Perlu diingat bahwa hak-hak tersebut tidak diperoleh secara otomatis tetapi dengan syarat atau kriteria tertentu. Sama halnya dengan pemberian remisi.


Proses Pembinaan Narapidana
Ada 4 tahap dalam proses pembinaan narapidana Sistem Pemasyarakatan Indonesia. Remisi sudah dapat dihitung semenjak yang bersangkutan yang telah berstatus narapidana menjalani masa pidana atau dalam Sistem Pemasyarakatan Indonesia disebut dengan menjalani proses pembinaan.

Dalam tahap pertama menjalankan proses pembinaan terhadap narapidana, lembaga pemasyarakatan melakukan penelitian terhadap hal ikhwal narapidana; sebab dilakukannya suatu pelanggaran. Pembinaan ini dilaksanakan saat yang bersangkutan berstatus sebagai narapidana sampai dengan 1/3 (sepertiga) masa pidananya. Pada tahap ini, pembinaan dilakukan didalam lembaga pemasyarakatan dengan pengawasan maksimum.

Pada
tahap kedua proses pembinaan, setelah yang bersangkutan telah menjalani 1/3 masa pidana yang sebenarnya, serta narapidana tersebut dianggap sudah mencapai cukup kemajuan maka kepada narapidana yang bersangkutan diberikan kebebasan yang lebih banyak dan ditempatkan pada Lembaga Pemasyarakatan dalam pengawasan medium security. Yang dimaksud dengan narapidana telah menunjukkan kemajuan disini adalah dengan terlihatnya keinsyafan, perbaikan diri, disiplin dan patuh pada peraturan tata-tertib yang berlaku di Lembaga.

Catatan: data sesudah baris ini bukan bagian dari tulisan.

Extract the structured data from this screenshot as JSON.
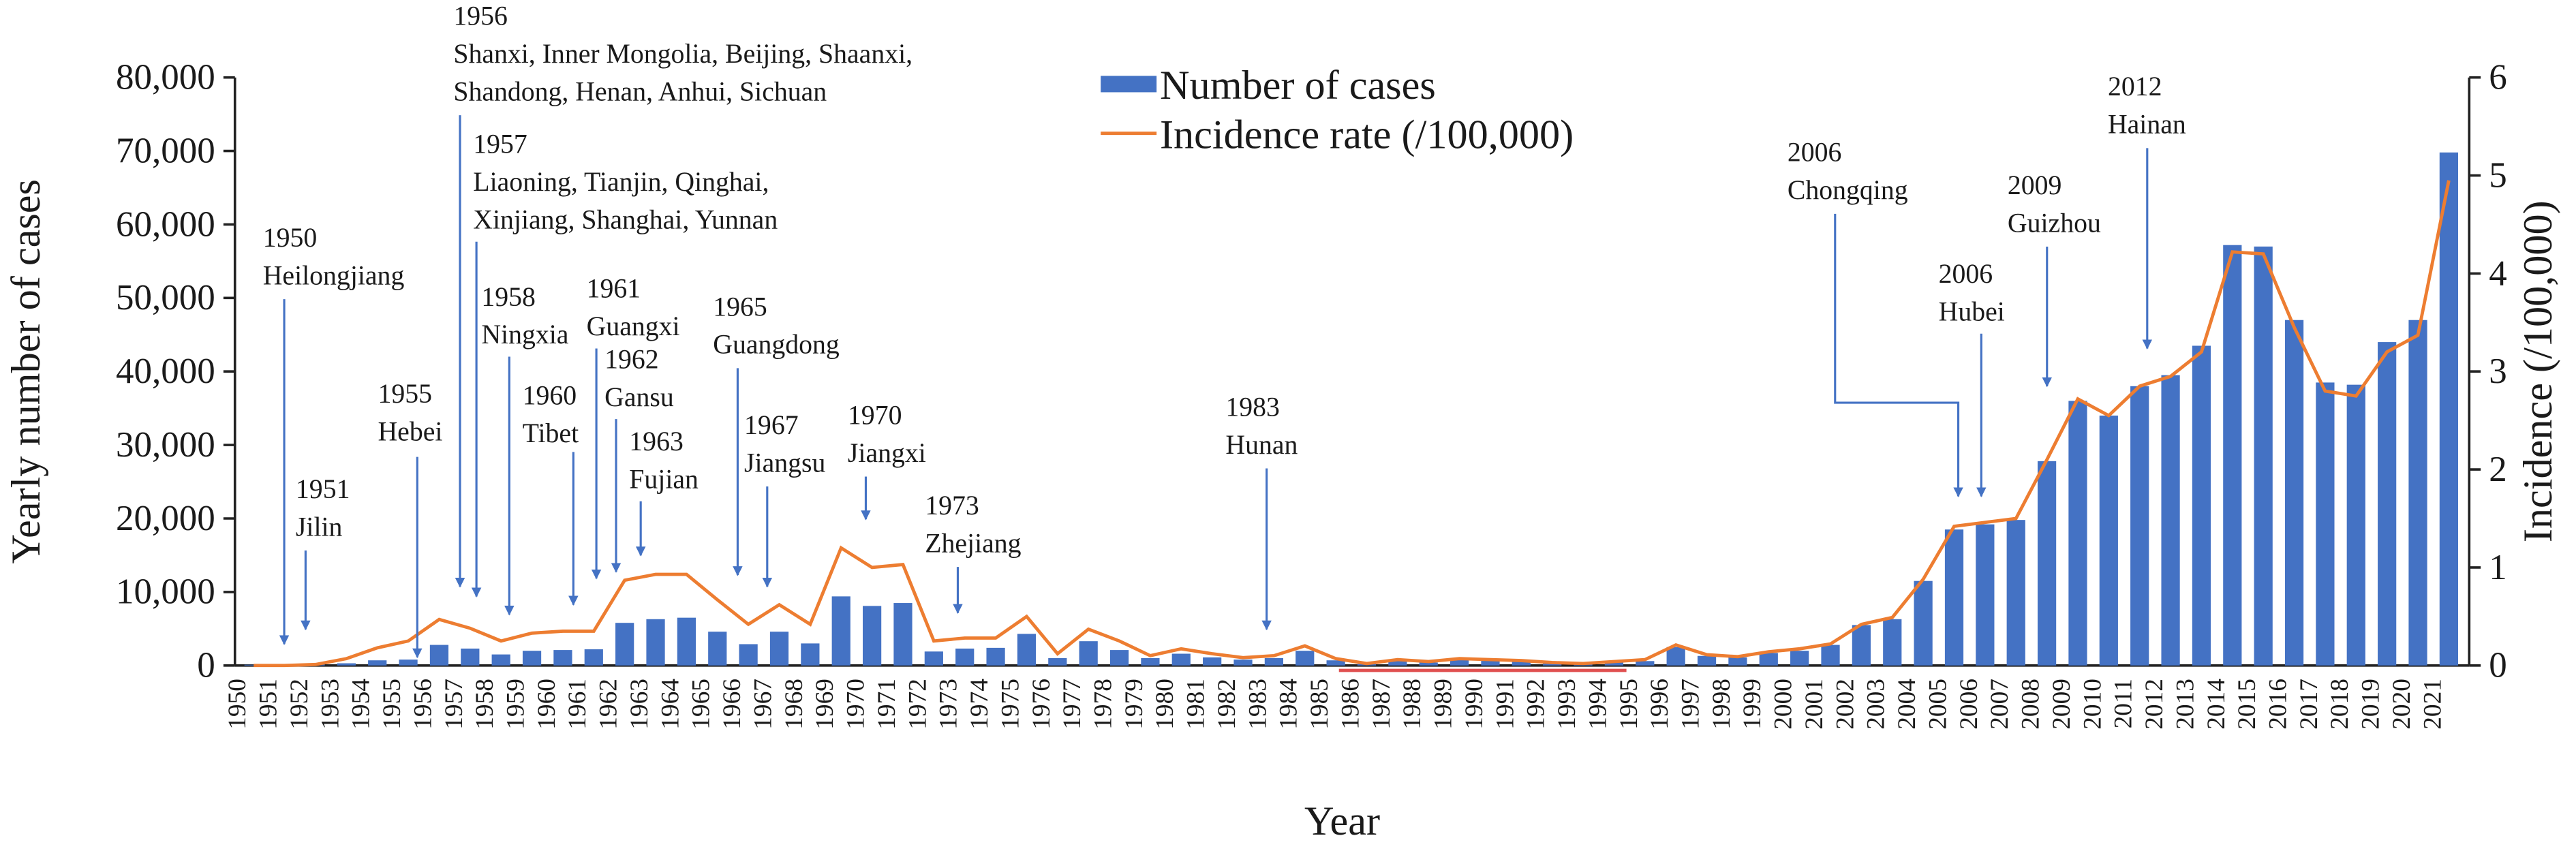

Setelah menjalani 1/2 dari masa pidana yang sebenarnya, maka wadah proses pembinaan diperluas dengan asimilasi yang pelaksanaannya terdiri dari 2 bagian yaitu yang pertama waktunya dimulai sejak berakhirnya tahap awal sampai dengan 1/2 dari masa pidananya. Pada tahap ini pembinaan masih dilaksanakan di dalam Lapas dengan sistem pengawasan menengah (medium security). Tahap kedua dimulai sejak berakhirnya masa lanjutan pertama sampai dengan 2/3 masa pidananya. Dalam tahap lanjutan ini narapidana sudah memasuki tahap asimilasi dan selanjutnya dapat diberikan pembebasan bersyarat atau cuti menjelang bebas dengan pengawasan minimum.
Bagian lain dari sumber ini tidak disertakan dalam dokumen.